La legge Levi-Prodi, di cui abbiamo tanto parlato, è stata letta: Sì perchè in Italia nessuno ha voglia di lavorare e quindi Gentiloni (Ministro delle telecomunicazioni) e Di Pietro (Ministro delle infrastrutture) hanno dato uno sguardo alla nuova norma in ritardo, se così possiamo dire.
Dopo aver chiesto scusa per il caos suscitato in Tv, nei giornali, e nei blog, hanno affermato di aver letto con poca attenzione ciò che è stato proposto da Levi e Prodi, facendo naturalmente la figura dei negligenti.

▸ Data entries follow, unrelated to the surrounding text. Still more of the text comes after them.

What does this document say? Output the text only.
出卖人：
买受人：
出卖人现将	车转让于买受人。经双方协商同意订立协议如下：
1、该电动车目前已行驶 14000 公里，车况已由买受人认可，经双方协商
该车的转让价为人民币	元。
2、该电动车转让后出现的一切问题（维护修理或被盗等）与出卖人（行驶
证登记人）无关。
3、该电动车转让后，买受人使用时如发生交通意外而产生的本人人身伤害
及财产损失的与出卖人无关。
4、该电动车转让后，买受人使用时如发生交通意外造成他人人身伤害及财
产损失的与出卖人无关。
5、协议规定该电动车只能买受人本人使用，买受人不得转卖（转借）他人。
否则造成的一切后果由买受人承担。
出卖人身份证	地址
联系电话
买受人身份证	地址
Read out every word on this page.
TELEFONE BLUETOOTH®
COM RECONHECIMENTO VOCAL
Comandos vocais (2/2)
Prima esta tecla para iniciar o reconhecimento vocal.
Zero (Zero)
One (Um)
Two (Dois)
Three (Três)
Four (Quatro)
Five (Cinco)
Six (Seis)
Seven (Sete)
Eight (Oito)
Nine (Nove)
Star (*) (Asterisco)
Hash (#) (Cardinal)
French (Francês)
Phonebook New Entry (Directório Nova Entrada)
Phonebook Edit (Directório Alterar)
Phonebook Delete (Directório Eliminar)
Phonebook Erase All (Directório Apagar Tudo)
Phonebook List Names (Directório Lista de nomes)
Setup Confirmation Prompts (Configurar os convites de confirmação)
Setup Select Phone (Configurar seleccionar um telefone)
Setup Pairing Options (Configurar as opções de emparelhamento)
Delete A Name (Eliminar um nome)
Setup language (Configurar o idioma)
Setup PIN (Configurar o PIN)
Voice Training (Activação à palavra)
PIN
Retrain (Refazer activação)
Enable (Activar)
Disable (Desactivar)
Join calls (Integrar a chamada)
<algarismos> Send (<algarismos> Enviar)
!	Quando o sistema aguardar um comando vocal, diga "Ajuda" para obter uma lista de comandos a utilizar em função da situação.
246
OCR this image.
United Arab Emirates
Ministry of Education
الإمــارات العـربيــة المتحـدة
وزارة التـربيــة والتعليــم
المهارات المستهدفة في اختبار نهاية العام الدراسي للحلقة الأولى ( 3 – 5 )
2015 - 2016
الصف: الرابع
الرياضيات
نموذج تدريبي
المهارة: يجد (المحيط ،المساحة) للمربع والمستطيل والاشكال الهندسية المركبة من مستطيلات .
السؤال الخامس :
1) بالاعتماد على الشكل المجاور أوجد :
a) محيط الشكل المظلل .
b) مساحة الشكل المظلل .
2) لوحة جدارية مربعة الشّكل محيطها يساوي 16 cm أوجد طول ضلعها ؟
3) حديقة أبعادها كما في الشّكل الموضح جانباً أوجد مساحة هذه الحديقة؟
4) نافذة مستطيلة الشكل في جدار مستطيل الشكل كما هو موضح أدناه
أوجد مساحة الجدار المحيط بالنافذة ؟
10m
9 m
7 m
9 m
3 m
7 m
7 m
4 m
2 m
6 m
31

Alcuni punti risultavano “poco chiari” e “suscettibili a personali interpretazioni“ ed è per questo che Levi ha affermato di apportare delle modifiche alla norma, che escluderanno dal procedimento blog o siti ad uso personale e non ad uso collettivo. Ora c’è da capire se Uploads rientrerà nei blog ad uso collettivo o meno: Qui finisce che ci trasferiamo, come Bebbe Grillo, in un server estero con tutta la baracca. Secondo voi, in quest’ultimo caso, la norma vige ugualmente?
Fonte DelfinsBlog.it




Si, la normativa da rispettare è quella italiana anche se il server è posizionato all’estero in quanto in lingua italiana e rivolto al pubblico italiano. Questo era già stato detto con la famigerata Urbani. E questo va nel senso che i legacci ci sono, ci saranno e ce ne saranno sempre di più perchè dal paleozoico fino a trenta anni fa è sempre stato così. E trenta anni sono pochi per cambiare la storia.
…”non ne faranno parte” si scrive senza accento!
Corretto: Mi scuso per l’italiano
Si sapeva già, anche anni fa si vociferava la stessa cosa, subito smentita. Bastava azionare il cervello per rendersi conto che i blog personali non fanno parte.